Tag: Lake Steel Erection

  • Lake Steel Erection, Inc. v. Aetna Cas. & Sur. Co., 64 N.Y.2d 765 (1985): Recovery on a Lien Discharge Bond is Limited to the Bond Amount

    64 N.Y.2d 765 (1985)

    Recovery against a surety on a lien discharge bond is limited to the face amount of the bond, unless an amendatory order increases the bond amount or the surety defaults.

    Summary

    Lake Steel Erection filed a mechanic’s lien, which was then discharged by the filing of a surety bond by Aetna. Lake Steel subsequently sought to recover more than the bond amount, including interest. The New York Court of Appeals held that recovery against the surety on the bond could not exceed the face amount of the bond as originally fixed, unless the bond was amended or the surety defaulted.
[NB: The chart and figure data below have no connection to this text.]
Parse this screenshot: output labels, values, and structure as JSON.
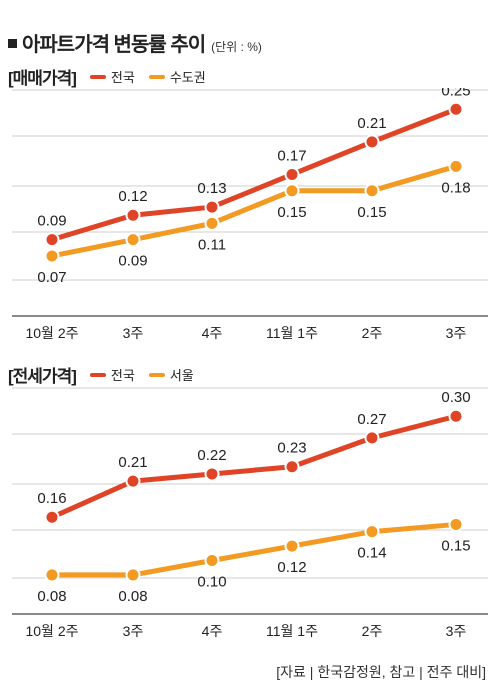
{
  "title": "아파트가격 변동률 추이",
  "unit": "(단위 : %)",
  "source": "[자료 | 한국감정원, 참고 | 전주 대비]",
  "colors": {
    "red": "#e04427",
    "orange": "#f29a22",
    "grid": "#cfcfcf",
    "axis": "#444444"
  },
  "chart_data": [
    {
      "type": "line",
      "title": "[매매가격]",
      "categories": [
        "10월 2주",
        "3주",
        "4주",
        "11월 1주",
        "2주",
        "3주"
      ],
      "series": [
        {
          "name": "전국",
          "values": [
            0.09,
            0.12,
            0.13,
            0.17,
            0.21,
            0.25
          ],
          "labels": [
            "0.09",
            "0.12",
            "0.13",
            "0.17",
            "0.21",
            "0.25"
          ]
        },
        {
          "name": "수도권",
          "values": [
            0.07,
            0.09,
            0.11,
            0.15,
            0.15,
            0.18
          ],
          "labels": [
            "0.07",
            "0.09",
            "0.11",
            "0.15",
            "0.15",
            "0.18"
          ]
        }
      ],
      "ylim": [
        0.0,
        0.27
      ],
      "grid": true,
      "legend": "top-left"
    },
    {
      "type": "line",
      "title": "[전세가격]",
      "categories": [
        "10월 2주",
        "3주",
        "4주",
        "11월 1주",
        "2주",
        "3주"
      ],
      "series": [
        {
          "name": "전국",
          "values": [
            0.16,
            0.21,
            0.22,
            0.23,
            0.27,
            0.3
          ],
          "labels": [
            "0.16",
            "0.21",
            "0.22",
            "0.23",
            "0.27",
            "0.30"
          ]
        },
        {
          "name": "서울",
          "values": [
            0.08,
            0.08,
            0.1,
            0.12,
            0.14,
            0.15
          ],
          "labels": [
            "0.08",
            "0.08",
            "0.10",
            "0.12",
            "0.14",
            "0.15"
          ]
        }
      ],
      "ylim": [
        0.03,
        0.335
      ],
      "grid": true,
      "legend": "top-left"
    }
  ]
}
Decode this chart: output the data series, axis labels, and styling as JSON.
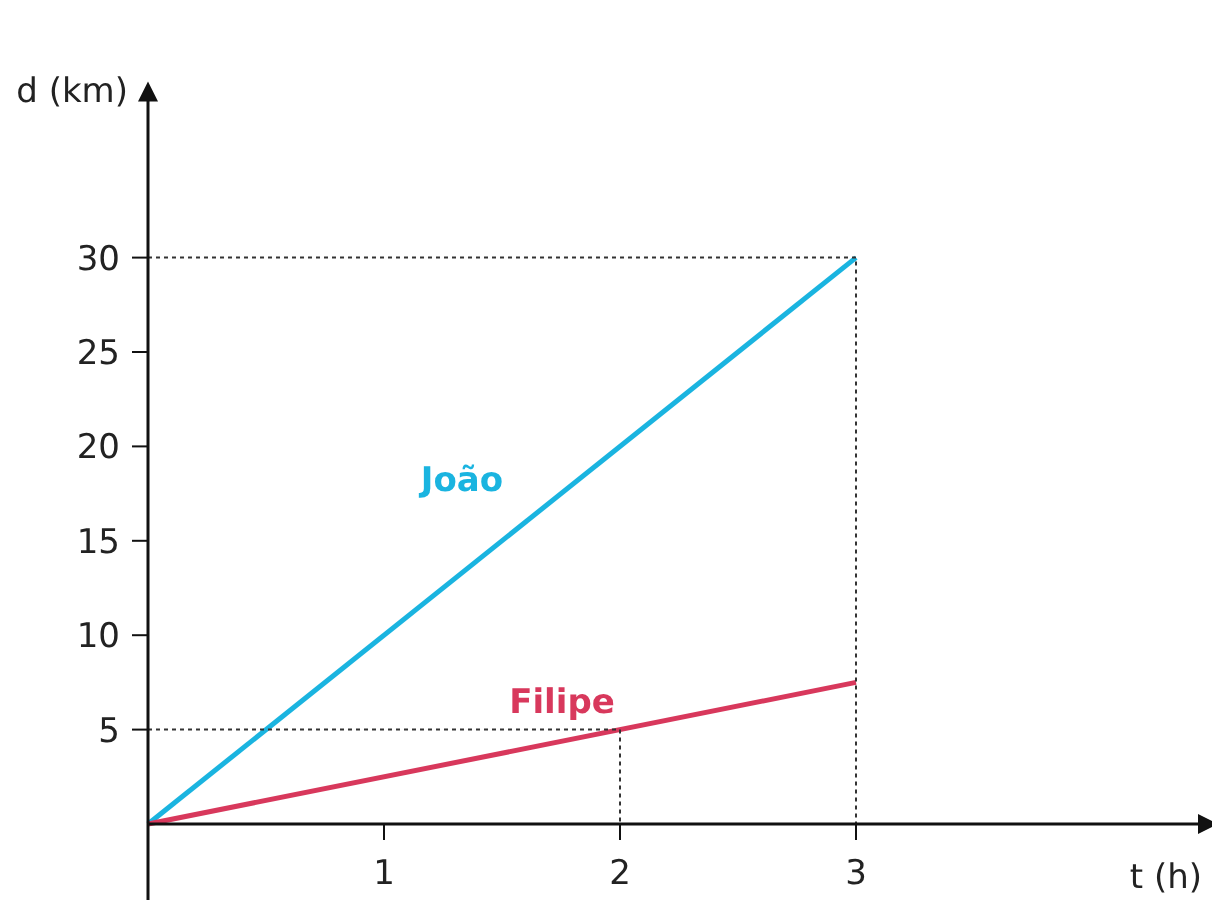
{
  "chart_data": {
    "type": "line",
    "xlabel": "t (h)",
    "ylabel": "d (km)",
    "xlim": [
      0,
      4.5
    ],
    "ylim": [
      0,
      38.9
    ],
    "xticks": [
      1,
      2,
      3
    ],
    "yticks": [
      5,
      10,
      15,
      20,
      25,
      30
    ],
    "grid": false,
    "marker": "none",
    "series": [
      {
        "name": "João",
        "color": "#1ab4e0",
        "x": [
          0,
          3
        ],
        "values": [
          0,
          30
        ],
        "line_style": "solid"
      },
      {
        "name": "Filipe",
        "color": "#d8385c",
        "x": [
          0,
          3
        ],
        "values": [
          0,
          7.5
        ],
        "line_style": "solid"
      },
      {
        "color": "#333333",
        "x": [
          0,
          3,
          3
        ],
        "values": [
          30,
          30,
          0
        ],
        "line_style": "dotted"
      },
      {
        "color": "#333333",
        "x": [
          0,
          2,
          2
        ],
        "values": [
          5,
          5,
          0
        ],
        "line_style": "dotted"
      }
    ]
  }
}
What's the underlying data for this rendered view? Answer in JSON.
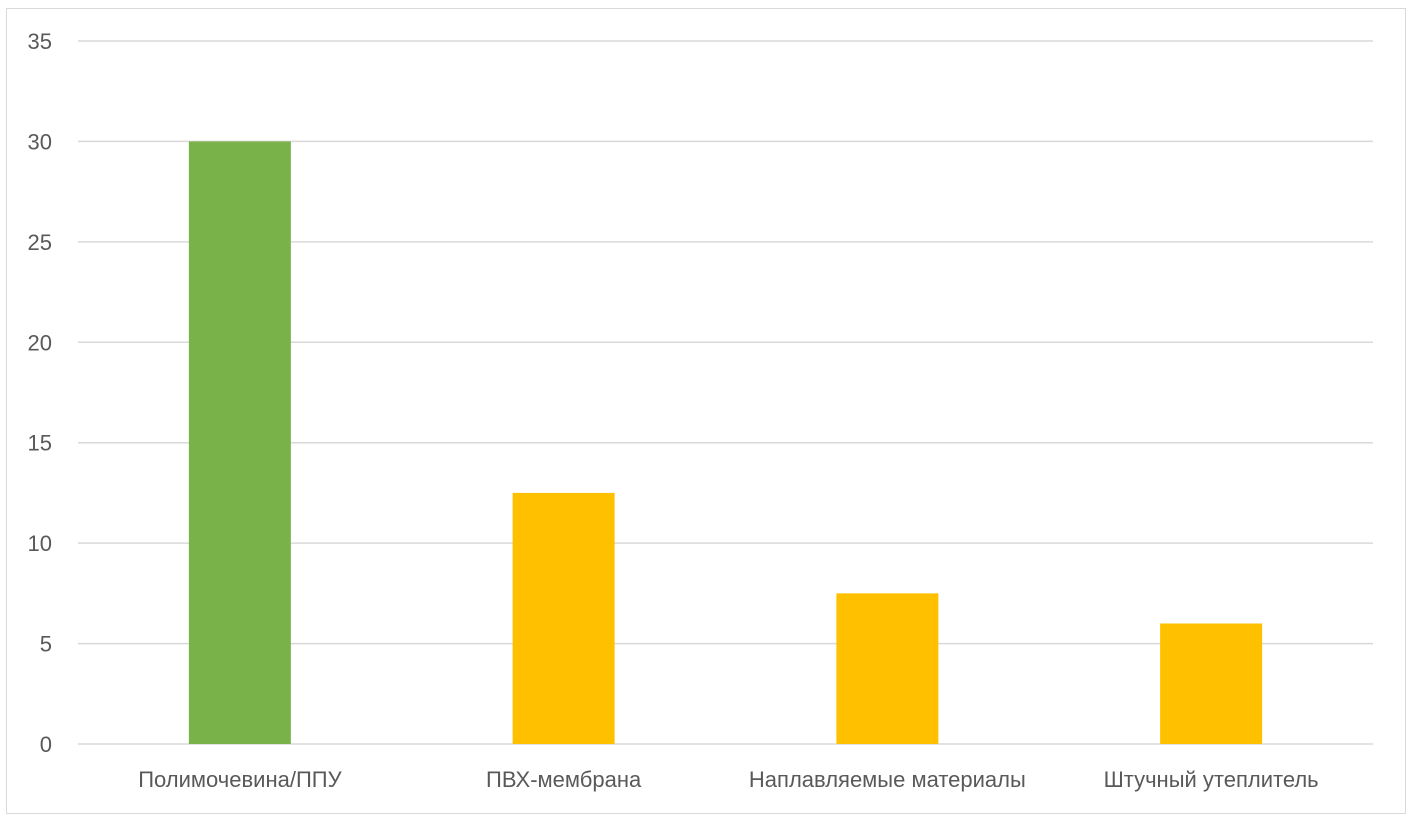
{
  "chart_data": {
    "type": "bar",
    "title": "",
    "xlabel": "",
    "ylabel": "",
    "categories": [
      "Полимочевина/ППУ",
      "ПВХ-мембрана",
      "Наплавляемые материалы",
      "Штучный утеплитель"
    ],
    "values": [
      30,
      12.5,
      7.5,
      6
    ],
    "bar_colors": [
      "#7ab24a",
      "#ffc000",
      "#ffc000",
      "#ffc000"
    ],
    "ylim": [
      0,
      35
    ],
    "y_ticks": [
      0,
      5,
      10,
      15,
      20,
      25,
      30,
      35
    ],
    "grid": true,
    "legend": "none"
  },
  "colors": {
    "gridline": "#d9d9d9",
    "tick_text": "#595959",
    "frame": "#d9d9d9"
  }
}
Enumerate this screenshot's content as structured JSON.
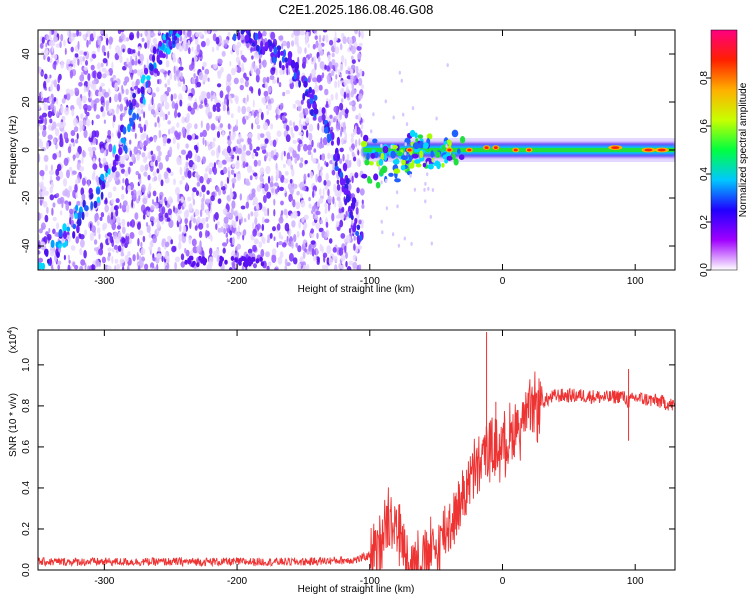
{
  "chart_data": [
    {
      "type": "heatmap",
      "title": "C2E1.2025.186.08.46.G08",
      "xlabel": "Height of straight line (km)",
      "ylabel": "Frequency (Hz)",
      "xlim": [
        -350,
        130
      ],
      "ylim": [
        -50,
        50
      ],
      "x_ticks": [
        -300,
        -200,
        -100,
        0,
        100
      ],
      "y_ticks": [
        -40,
        -20,
        0,
        20,
        40
      ],
      "colorbar": {
        "label": "Normalized spectral amplitude",
        "range": [
          0,
          1
        ],
        "ticks": [
          "0.0",
          "0.2",
          "0.4",
          "0.6",
          "0.8"
        ],
        "colors": [
          "#ffffff",
          "#a000ff",
          "#2000ff",
          "#00c8ff",
          "#00ff40",
          "#c8ff00",
          "#ffb000",
          "#ff2000",
          "#ff0080"
        ]
      },
      "features": [
        {
          "description": "noise speckle region",
          "x_range": [
            -350,
            -105
          ],
          "y_range": [
            -50,
            50
          ]
        },
        {
          "description": "rising arc",
          "points": [
            [
              -350,
              -50
            ],
            [
              -300,
              -14
            ],
            [
              -260,
              40
            ],
            [
              -245,
              50
            ]
          ]
        },
        {
          "description": "falling arc",
          "points": [
            [
              -200,
              50
            ],
            [
              -165,
              38
            ],
            [
              -130,
              8
            ],
            [
              -105,
              -40
            ]
          ]
        },
        {
          "description": "signal band near 0 Hz",
          "x_range": [
            -105,
            130
          ],
          "y_center": 0
        }
      ]
    },
    {
      "type": "line",
      "xlabel": "Height of straight line (km)",
      "ylabel": "SNR (10 * v/v)",
      "y_multiplier": "(x10",
      "y_multiplier_exp": "4",
      "xlim": [
        -350,
        130
      ],
      "ylim": [
        0,
        1.17
      ],
      "x_ticks": [
        -300,
        -200,
        -100,
        0,
        100
      ],
      "y_ticks": [
        "0.0",
        "0.2",
        "0.4",
        "0.6",
        "0.8",
        "1.0"
      ],
      "color": "#ee3333",
      "series": [
        {
          "x": [
            -350,
            -300,
            -250,
            -200,
            -150,
            -110,
            -95,
            -90,
            -85,
            -80,
            -75,
            -70,
            -65,
            -60,
            -55,
            -50,
            -45,
            -40,
            -35,
            -30,
            -25,
            -20,
            -15,
            -12,
            -10,
            -5,
            0,
            5,
            10,
            20,
            30,
            40,
            60,
            80,
            90,
            95,
            100,
            110,
            120,
            130
          ],
          "values": [
            0.04,
            0.04,
            0.04,
            0.04,
            0.04,
            0.05,
            0.08,
            0.22,
            0.28,
            0.22,
            0.12,
            0.05,
            0.05,
            0.06,
            0.08,
            0.09,
            0.18,
            0.22,
            0.28,
            0.36,
            0.44,
            0.48,
            0.55,
            0.6,
            0.58,
            0.58,
            0.62,
            0.64,
            0.7,
            0.76,
            0.82,
            0.85,
            0.85,
            0.84,
            0.85,
            0.82,
            0.84,
            0.83,
            0.82,
            0.8
          ]
        }
      ],
      "spikes": [
        {
          "x": -12,
          "value": 1.16
        },
        {
          "x": -5,
          "value": 0.82
        },
        {
          "x": 95,
          "value": 0.98
        },
        {
          "x": 95,
          "value": 0.63
        }
      ]
    }
  ]
}
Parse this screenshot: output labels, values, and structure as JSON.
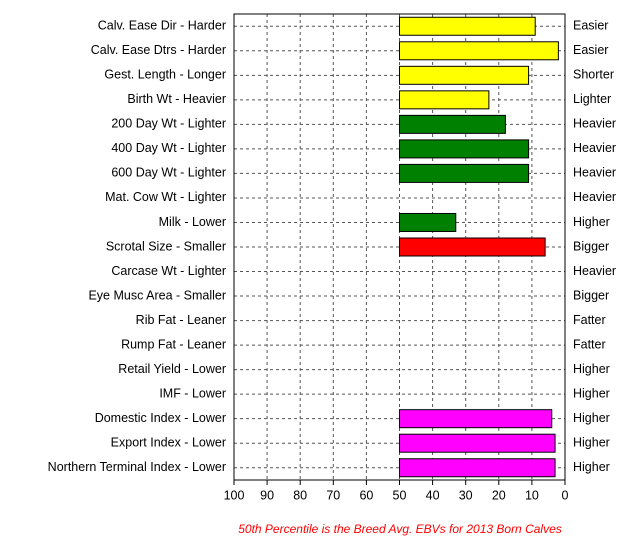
{
  "chart_data": {
    "type": "bar",
    "orientation": "horizontal",
    "categories": [
      "Calv. Ease Dir - Harder",
      "Calv. Ease Dtrs - Harder",
      "Gest. Length - Longer",
      "Birth Wt - Heavier",
      "200 Day Wt - Lighter",
      "400 Day Wt - Lighter",
      "600 Day Wt - Lighter",
      "Mat. Cow Wt - Lighter",
      "Milk - Lower",
      "Scrotal Size - Smaller",
      "Carcase Wt - Lighter",
      "Eye Musc Area - Smaller",
      "Rib Fat - Leaner",
      "Rump Fat - Leaner",
      "Retail Yield - Lower",
      "IMF - Lower",
      "Domestic Index - Lower",
      "Export Index - Lower",
      "Northern Terminal Index - Lower"
    ],
    "right_labels": [
      "Easier",
      "Easier",
      "Shorter",
      "Lighter",
      "Heavier",
      "Heavier",
      "Heavier",
      "Heavier",
      "Higher",
      "Bigger",
      "Heavier",
      "Bigger",
      "Fatter",
      "Fatter",
      "Higher",
      "Higher",
      "Higher",
      "Higher",
      "Higher"
    ],
    "values": [
      9,
      2,
      11,
      23,
      18,
      11,
      11,
      50,
      33,
      6,
      50,
      50,
      50,
      50,
      50,
      50,
      4,
      3,
      3
    ],
    "colors": [
      "#ffff00",
      "#ffff00",
      "#ffff00",
      "#ffff00",
      "#008000",
      "#008000",
      "#008000",
      "#008000",
      "#008000",
      "#ff0000",
      "#ff0000",
      "#ff0000",
      "#ff0000",
      "#ff0000",
      "#ff0000",
      "#ff0000",
      "#ff00ff",
      "#ff00ff",
      "#ff00ff"
    ],
    "bar_base": 50,
    "xlim": [
      100,
      0
    ],
    "xticks": [
      100,
      90,
      80,
      70,
      60,
      50,
      40,
      30,
      20,
      10,
      0
    ],
    "grid": true,
    "footnote": "50th Percentile is the Breed Avg. EBVs for 2013 Born Calves"
  }
}
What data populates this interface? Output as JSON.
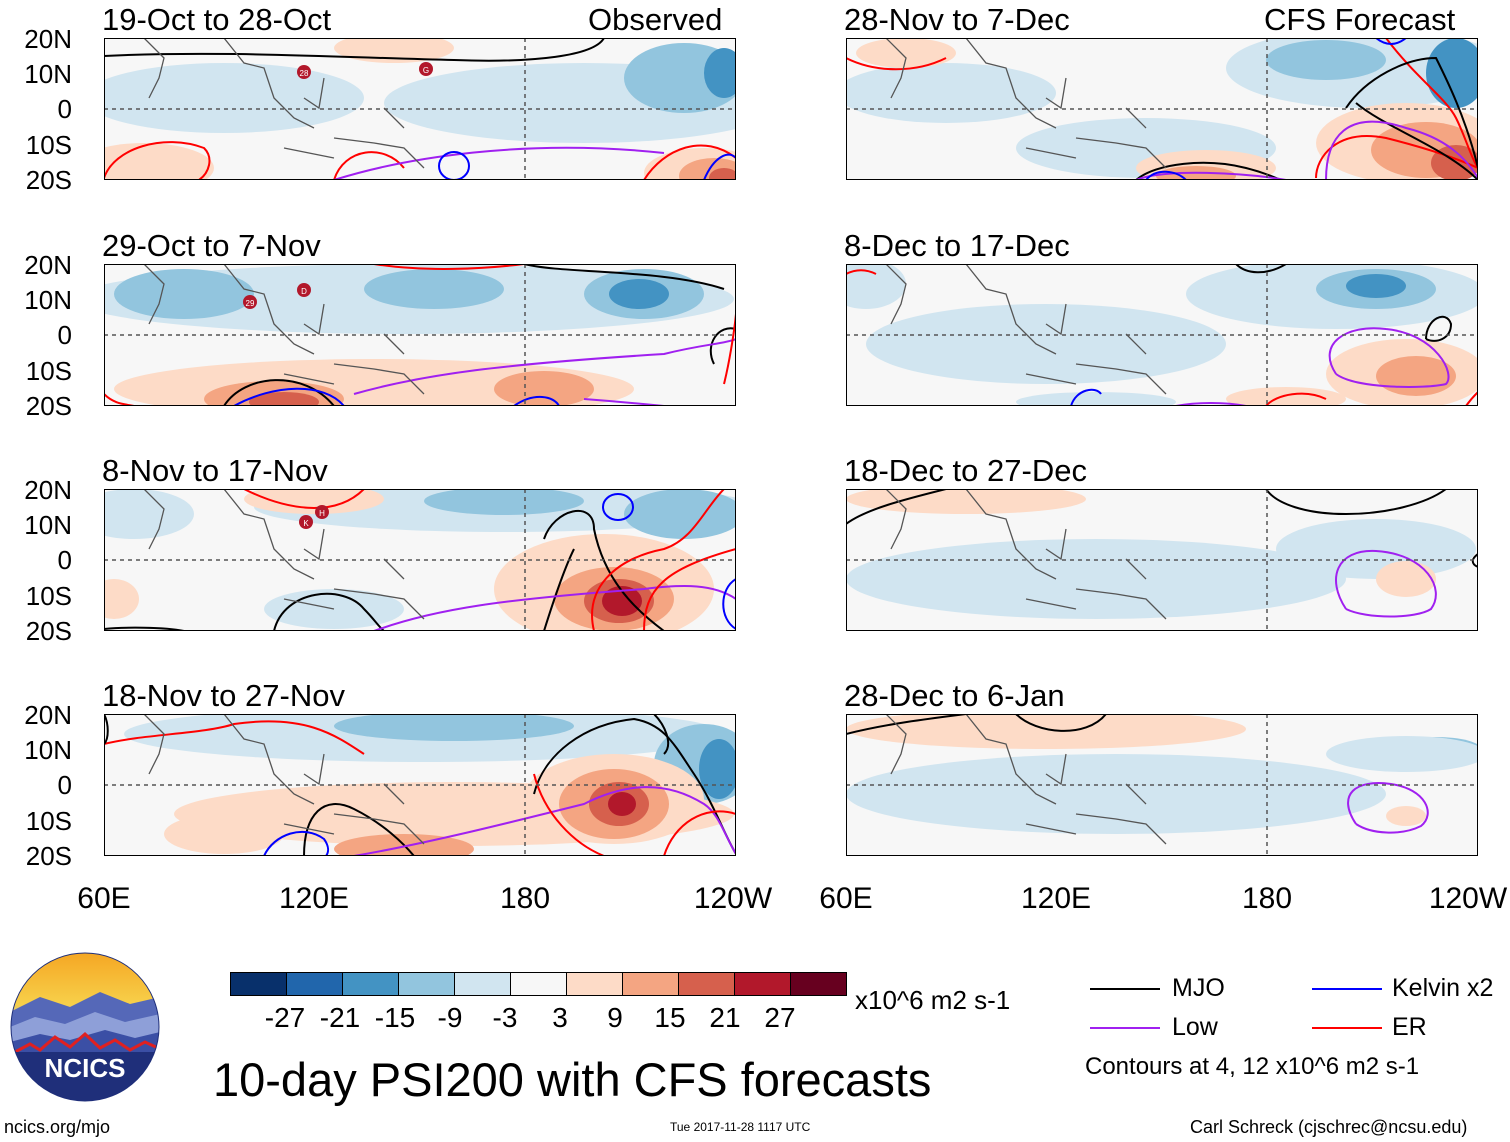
{
  "title": "10-day PSI200 with CFS forecasts",
  "site": "ncics.org/mjo",
  "timestamp": "Tue 2017-11-28 1117 UTC",
  "credit": "Carl Schreck (cjschrec@ncsu.edu)",
  "logo_text": "NCICS",
  "header_left_tag": "Observed",
  "header_right_tag": "CFS Forecast",
  "lat_labels": [
    "20N",
    "10N",
    "0",
    "10S",
    "20S"
  ],
  "lon_labels": [
    "60E",
    "120E",
    "180",
    "120W"
  ],
  "panels": [
    {
      "period": "19-Oct to 28-Oct"
    },
    {
      "period": "29-Oct to 7-Nov"
    },
    {
      "period": "8-Nov to 17-Nov"
    },
    {
      "period": "18-Nov to 27-Nov"
    },
    {
      "period": "28-Nov to 7-Dec"
    },
    {
      "period": "8-Dec to 17-Dec"
    },
    {
      "period": "18-Dec to 27-Dec"
    },
    {
      "period": "28-Dec to 6-Jan"
    }
  ],
  "colorbar": {
    "unit": "x10^6 m2 s-1",
    "ticks": [
      "-27",
      "-21",
      "-15",
      "-9",
      "-3",
      "3",
      "9",
      "15",
      "21",
      "27"
    ],
    "colors": [
      "#08306b",
      "#2166ac",
      "#4393c3",
      "#92c5de",
      "#d1e5f0",
      "#f7f7f7",
      "#fddbc7",
      "#f4a582",
      "#d6604d",
      "#b2182b",
      "#67001f"
    ]
  },
  "legend": {
    "items": [
      {
        "label": "MJO",
        "color": "#000000"
      },
      {
        "label": "Kelvin x2",
        "color": "#0000ff"
      },
      {
        "label": "Low",
        "color": "#a020f0"
      },
      {
        "label": "ER",
        "color": "#ff0000"
      }
    ],
    "note": "Contours at 4, 12 x10^6 m2 s-1"
  },
  "storms": [
    {
      "label": "28"
    },
    {
      "label": "G"
    },
    {
      "label": "29"
    },
    {
      "label": "D"
    },
    {
      "label": "K"
    },
    {
      "label": "H"
    }
  ]
}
Because neither condition occurred, Lake Steel’s recovery was limited to the bond’s face value.

    Facts

    Lake Steel Erection filed a mechanic’s lien for $47,342.41.
    With Lake Steel’s consent, the lien was discharged by filing an undertaking (discharge bond) in the amount of $51,000.
    Lake Steel later attempted to recover more than $51,000, including interest, from Aetna, the surety on the bond.

    Procedural History

    Lake Steel obtained a judgment in its favor. The Appellate Division modified the judgment, reducing it to $51,000, the amount of the discharge bond. The New York Court of Appeals affirmed the Appellate Division’s order.

    Issue(s)

    Whether recovery against the surety on a mechanic’s lien discharge bond can exceed the face amount of the bond, where there was no amendatory order increasing the bond amount and no default by the surety?

    Holding

    No, because upon the filing of a discharge bond, the lien attaches to the bond, which is substituted for the liened property, and recovery against the surety is limited to the face amount of the bond unless there is an amendatory order or the surety defaults.

    Court’s Reasoning

    The court reasoned that when a discharge bond is filed, the mechanic’s lien attaches to the bond, effectively substituting the bond for the property subject to the lien. Citing precedent (Milliken Bros. v City of New York, 201 NY 65, 74; Morton v Tucker, 145 NY 244, 248), the court emphasized that recovery against the surety cannot exceed the bond’s face amount, unless the amount is increased by court order (CPLR 2508; Lien Law, § 21, subd 5) or the surety defaults (General Obligations Law, § 7-301; CPLR 2502; Carrols Equities Corp. v Villnave, 57 AD2d 1044,1045; Mendel-Mesick-Cohen-Architects v Peerless Ins. Co., 74 AD2d 712, 713). The court stated that interest in excess of the face amount of the discharge bond is not otherwise recoverable (see McClendon Blacktop Co. v Johnson Bldg. Co., 46 AD2d 724), and no default had been shown. The court further clarified that the trust fund provisions of article 3-A of the Lien Law do not allow for the enforcement of a claim for interest exceeding the discharge bond amount. Only “the cost of improvement” (Lien Law, § 71, subd 1; Northern Structures v Union Bank, 57 AD2d 360, 368-369; Gruenberg v United States, 29 AD2d 527) can be charged under article 3-A.